Schauen wir auf das Pfingstereignis, da war vom Sturm die Rede. Am Anfang der Corona-Krise stand Papst Franziskus auf einem menschenleeren Petersplatz und seine Botschaft lautete: „Der Sturm legt unsere Verwundbarkeit bloß und deckt jene falschen und unnötige Gewissheiten auf, auf die wir bei unseren Plänen Projekten, Gewohnheiten und Prioritäten gebaut haben. Er macht sichtbar, wie wir die Dinge vernachlässigt und aufgegeben haben, die unser Leben und unsere Gemeinschaft nähren, erhalten, stark machen. In unserer Gewinnsucht haben wir uns ganz von den materiellen Dingen in Anspruch nehmen lassen und von der Eile betäuben lassen. Wir haben vor deinen (also Gottes) Mahnrufen nicht angehalten wir haben uns von Kriegen und weltweiter Ungerechtigkeit nicht aufrütteln lassen, wir haben nicht auf den Schrei der Armen und unseres schwer kranken Planeten gehört.

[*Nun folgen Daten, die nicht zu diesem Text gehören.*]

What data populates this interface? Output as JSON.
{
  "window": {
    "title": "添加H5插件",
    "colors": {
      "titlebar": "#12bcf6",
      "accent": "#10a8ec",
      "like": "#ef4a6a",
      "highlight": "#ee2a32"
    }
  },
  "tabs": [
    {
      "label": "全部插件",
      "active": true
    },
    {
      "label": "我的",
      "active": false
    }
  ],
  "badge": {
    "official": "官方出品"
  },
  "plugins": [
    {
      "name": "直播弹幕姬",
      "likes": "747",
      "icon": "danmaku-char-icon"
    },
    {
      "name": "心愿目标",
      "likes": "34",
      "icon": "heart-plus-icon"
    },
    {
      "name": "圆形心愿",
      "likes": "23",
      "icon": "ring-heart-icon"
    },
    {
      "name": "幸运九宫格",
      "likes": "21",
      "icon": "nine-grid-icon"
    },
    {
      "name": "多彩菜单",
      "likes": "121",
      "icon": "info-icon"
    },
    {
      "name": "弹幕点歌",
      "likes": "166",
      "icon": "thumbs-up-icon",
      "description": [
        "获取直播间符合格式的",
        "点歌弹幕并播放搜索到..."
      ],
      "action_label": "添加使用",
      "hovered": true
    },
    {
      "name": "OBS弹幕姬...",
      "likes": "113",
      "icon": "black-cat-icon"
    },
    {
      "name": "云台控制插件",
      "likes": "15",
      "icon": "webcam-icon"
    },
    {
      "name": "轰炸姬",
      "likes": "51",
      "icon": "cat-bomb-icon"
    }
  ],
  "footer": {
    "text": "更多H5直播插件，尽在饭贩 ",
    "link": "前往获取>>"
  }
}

Wir haben unerschrocken weitergemacht in der Meinung, dass wir in einer kranken Welt immer gesund bleiben würden... Pfingsten ist Anlass, den Heiligen Geist zu bitten und ihn einzuladen, unsere Furcht zu vertreiben und unsere Bequemlichkeit, um neue Wege gehen zu können und das eigene persönliche Leben fruchtbar zu machen. „Die Welt nach Corona wird eine andere sein!“ So sagte der Bundespräsident Walter Steinmeier. Ja die Welt wird eine andere sein, wenn wir geisterfüllt mitmachen, so dass eine lebenwerte Zukunft entstehen kann. Amen.